Faut-il se fabriquer ses propres songes, avant que de sombrer, gavant notre
esprit versatile de mantras laborieux, programmant l’inconscient à dessein ?
Une nuit, j’ai
aperçu Chris Garneau au bord du lac, en queue de pie, non loin d’un piano, à
queue lui aussi, insolite et noir dans le décor désolé et se reflétant,
meringue d’ébène, dans les eaux claires du lac ; lui, visage blanc, se paraît
de silence, et attendait debout, impassible, que la mort arrive sous les traits
de l’Ankou, qu’une Nymphe délicieuse émerge des flots, qu’une soucoupe volante,
découpée dans une lumière cru et violente, s’échappe de la galaxie, et se pose
non loin de là, dans un tourbillon de poussière dorée, qu’en descendent des
êtres filiformes par milliers, pour écouter la romance d’un bébé.
Alors moi,
évidemment, hypnotisé par mon idée, j’approche de son piano, petit à petit,
contournant sa silhouette impassible, employant mille et une ruses végétales et
lorsque j’en suis, proche, si proche que je pourrais en toucher les touches d’ivoires, et
faire naître une improbable mélodie, suffisamment laide et dysharmonique pour
briser l’armature du rêve, je sors de la poche de ma veste un immense marteau.

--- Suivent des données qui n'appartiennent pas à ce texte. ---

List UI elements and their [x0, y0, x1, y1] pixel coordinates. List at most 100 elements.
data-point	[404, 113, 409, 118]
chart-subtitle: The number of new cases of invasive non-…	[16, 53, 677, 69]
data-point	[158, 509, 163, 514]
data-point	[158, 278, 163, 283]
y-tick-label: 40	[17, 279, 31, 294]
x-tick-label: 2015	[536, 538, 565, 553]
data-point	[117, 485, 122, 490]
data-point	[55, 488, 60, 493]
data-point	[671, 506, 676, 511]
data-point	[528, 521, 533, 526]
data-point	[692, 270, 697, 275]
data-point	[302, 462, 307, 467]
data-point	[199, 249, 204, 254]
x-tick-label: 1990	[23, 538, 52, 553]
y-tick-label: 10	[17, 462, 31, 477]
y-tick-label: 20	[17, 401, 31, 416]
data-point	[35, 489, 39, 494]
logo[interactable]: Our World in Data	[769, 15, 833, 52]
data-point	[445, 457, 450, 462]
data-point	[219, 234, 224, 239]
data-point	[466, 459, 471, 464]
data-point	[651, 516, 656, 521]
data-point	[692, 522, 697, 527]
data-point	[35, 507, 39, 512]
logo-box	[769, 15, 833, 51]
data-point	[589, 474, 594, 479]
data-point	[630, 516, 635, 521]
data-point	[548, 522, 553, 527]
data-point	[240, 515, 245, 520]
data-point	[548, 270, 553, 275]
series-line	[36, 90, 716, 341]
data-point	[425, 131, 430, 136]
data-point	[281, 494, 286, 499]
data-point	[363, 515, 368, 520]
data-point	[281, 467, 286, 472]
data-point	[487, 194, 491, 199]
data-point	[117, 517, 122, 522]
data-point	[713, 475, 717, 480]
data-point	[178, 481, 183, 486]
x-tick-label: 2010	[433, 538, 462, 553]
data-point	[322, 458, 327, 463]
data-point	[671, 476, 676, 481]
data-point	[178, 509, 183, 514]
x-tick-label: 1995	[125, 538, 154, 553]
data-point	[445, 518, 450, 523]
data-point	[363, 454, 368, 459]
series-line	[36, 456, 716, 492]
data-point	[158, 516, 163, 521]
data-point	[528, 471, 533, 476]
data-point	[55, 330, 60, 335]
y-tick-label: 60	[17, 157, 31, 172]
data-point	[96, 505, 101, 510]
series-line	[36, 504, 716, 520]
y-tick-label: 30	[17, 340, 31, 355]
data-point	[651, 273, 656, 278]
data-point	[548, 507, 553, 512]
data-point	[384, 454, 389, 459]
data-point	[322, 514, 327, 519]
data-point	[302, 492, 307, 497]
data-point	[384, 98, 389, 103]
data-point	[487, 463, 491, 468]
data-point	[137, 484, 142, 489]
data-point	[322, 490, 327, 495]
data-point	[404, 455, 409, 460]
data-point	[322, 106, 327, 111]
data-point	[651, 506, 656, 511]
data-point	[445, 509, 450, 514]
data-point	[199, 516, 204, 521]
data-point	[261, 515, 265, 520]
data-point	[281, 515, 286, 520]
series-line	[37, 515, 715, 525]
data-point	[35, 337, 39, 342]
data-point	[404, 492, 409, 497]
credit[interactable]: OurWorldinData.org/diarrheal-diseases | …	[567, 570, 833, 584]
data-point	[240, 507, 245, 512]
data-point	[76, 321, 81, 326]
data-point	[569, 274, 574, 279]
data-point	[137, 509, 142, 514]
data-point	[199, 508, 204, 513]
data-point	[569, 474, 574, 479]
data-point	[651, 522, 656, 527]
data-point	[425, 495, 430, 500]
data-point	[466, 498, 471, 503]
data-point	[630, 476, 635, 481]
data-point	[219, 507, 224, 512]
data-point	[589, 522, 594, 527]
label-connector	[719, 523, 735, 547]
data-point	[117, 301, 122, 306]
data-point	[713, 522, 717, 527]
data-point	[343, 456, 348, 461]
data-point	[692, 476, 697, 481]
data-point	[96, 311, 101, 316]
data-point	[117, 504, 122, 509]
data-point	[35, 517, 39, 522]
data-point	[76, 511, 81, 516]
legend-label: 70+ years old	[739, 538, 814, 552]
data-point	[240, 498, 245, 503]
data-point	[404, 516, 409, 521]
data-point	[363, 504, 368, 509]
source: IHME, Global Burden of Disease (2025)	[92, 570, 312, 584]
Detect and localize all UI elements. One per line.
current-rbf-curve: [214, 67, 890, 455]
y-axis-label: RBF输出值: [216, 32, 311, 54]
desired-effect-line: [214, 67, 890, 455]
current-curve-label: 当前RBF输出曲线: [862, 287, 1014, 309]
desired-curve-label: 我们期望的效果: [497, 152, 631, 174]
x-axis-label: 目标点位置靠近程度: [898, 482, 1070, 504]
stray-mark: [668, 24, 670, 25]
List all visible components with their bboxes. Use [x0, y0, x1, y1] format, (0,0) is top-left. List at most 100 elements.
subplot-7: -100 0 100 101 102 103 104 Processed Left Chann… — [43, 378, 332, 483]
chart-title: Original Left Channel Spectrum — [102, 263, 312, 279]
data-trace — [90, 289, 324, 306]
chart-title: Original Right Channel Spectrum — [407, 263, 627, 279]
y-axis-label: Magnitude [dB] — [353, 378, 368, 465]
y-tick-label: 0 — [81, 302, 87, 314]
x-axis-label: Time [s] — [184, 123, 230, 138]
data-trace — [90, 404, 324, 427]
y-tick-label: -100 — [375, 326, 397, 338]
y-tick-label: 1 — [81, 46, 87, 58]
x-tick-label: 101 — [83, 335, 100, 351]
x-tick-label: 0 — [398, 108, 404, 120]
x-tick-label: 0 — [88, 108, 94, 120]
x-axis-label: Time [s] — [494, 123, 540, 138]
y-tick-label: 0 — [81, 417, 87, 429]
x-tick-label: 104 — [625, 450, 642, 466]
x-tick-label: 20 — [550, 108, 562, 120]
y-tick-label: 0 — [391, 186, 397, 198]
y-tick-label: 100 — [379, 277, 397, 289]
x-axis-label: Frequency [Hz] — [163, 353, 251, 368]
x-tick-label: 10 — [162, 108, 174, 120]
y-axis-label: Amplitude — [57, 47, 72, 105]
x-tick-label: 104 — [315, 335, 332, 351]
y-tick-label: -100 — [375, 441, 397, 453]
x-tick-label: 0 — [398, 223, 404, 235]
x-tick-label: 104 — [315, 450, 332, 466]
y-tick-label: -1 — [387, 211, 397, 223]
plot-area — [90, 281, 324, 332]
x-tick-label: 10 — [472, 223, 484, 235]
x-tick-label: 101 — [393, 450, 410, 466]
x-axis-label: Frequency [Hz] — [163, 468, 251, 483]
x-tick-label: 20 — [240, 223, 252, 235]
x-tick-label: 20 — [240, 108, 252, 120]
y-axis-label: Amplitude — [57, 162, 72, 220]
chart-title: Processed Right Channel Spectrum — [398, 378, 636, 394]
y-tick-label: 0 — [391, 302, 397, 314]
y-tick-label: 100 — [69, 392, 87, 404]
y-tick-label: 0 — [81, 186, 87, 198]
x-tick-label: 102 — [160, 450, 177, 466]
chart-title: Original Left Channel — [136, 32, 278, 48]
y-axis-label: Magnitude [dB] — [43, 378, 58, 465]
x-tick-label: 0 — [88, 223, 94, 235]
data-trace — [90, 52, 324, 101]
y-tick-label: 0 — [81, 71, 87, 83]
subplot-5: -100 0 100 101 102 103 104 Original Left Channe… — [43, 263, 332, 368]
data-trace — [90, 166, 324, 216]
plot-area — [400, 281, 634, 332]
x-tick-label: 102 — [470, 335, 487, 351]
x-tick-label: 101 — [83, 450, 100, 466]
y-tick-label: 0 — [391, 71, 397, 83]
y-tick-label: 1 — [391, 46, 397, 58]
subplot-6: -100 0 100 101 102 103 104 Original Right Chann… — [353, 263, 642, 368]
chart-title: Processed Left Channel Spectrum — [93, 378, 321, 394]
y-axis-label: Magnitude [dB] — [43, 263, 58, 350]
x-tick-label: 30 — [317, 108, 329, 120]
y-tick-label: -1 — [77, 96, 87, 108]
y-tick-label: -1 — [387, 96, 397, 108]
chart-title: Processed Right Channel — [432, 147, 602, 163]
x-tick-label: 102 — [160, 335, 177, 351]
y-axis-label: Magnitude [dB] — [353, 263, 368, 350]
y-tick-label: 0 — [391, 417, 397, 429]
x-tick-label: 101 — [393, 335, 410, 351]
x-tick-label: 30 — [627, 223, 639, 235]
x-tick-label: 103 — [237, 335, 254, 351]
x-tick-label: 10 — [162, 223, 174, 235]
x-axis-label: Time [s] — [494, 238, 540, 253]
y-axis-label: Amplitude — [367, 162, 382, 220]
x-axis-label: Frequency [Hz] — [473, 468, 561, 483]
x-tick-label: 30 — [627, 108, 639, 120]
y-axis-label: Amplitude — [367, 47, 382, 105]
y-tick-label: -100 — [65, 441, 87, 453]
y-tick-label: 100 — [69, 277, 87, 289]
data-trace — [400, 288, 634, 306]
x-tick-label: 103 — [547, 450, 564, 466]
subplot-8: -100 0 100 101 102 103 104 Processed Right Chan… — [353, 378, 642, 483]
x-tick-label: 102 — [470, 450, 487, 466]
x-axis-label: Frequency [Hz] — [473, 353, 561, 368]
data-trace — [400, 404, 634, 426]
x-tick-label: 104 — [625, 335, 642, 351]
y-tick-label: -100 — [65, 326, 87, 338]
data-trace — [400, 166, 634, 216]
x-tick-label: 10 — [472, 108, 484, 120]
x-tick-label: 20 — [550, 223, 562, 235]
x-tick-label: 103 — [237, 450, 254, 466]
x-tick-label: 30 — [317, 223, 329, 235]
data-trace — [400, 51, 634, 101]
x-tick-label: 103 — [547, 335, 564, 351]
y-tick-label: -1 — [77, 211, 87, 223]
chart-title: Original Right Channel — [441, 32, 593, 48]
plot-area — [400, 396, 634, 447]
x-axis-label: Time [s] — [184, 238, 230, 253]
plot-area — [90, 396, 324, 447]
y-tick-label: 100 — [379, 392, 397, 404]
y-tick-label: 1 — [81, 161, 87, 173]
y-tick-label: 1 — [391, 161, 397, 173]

De cette
arme puissante, je brise une à une les dents sonores - Raviere’s Waterloo ;
ni une ni deux, je fracasse la tête du chanteur qui s’interpose entre moi et
son cafard alangui sur la plage déserte. Victorieux de cette joute onirique, je
m’empare d’un joyau aux allures de prune, ceint au plus profond des entrailles
du piano, joyau que je contemple longuement, et que j’avale ensuite, en une
seule fois, avant de rejoindre la réalité.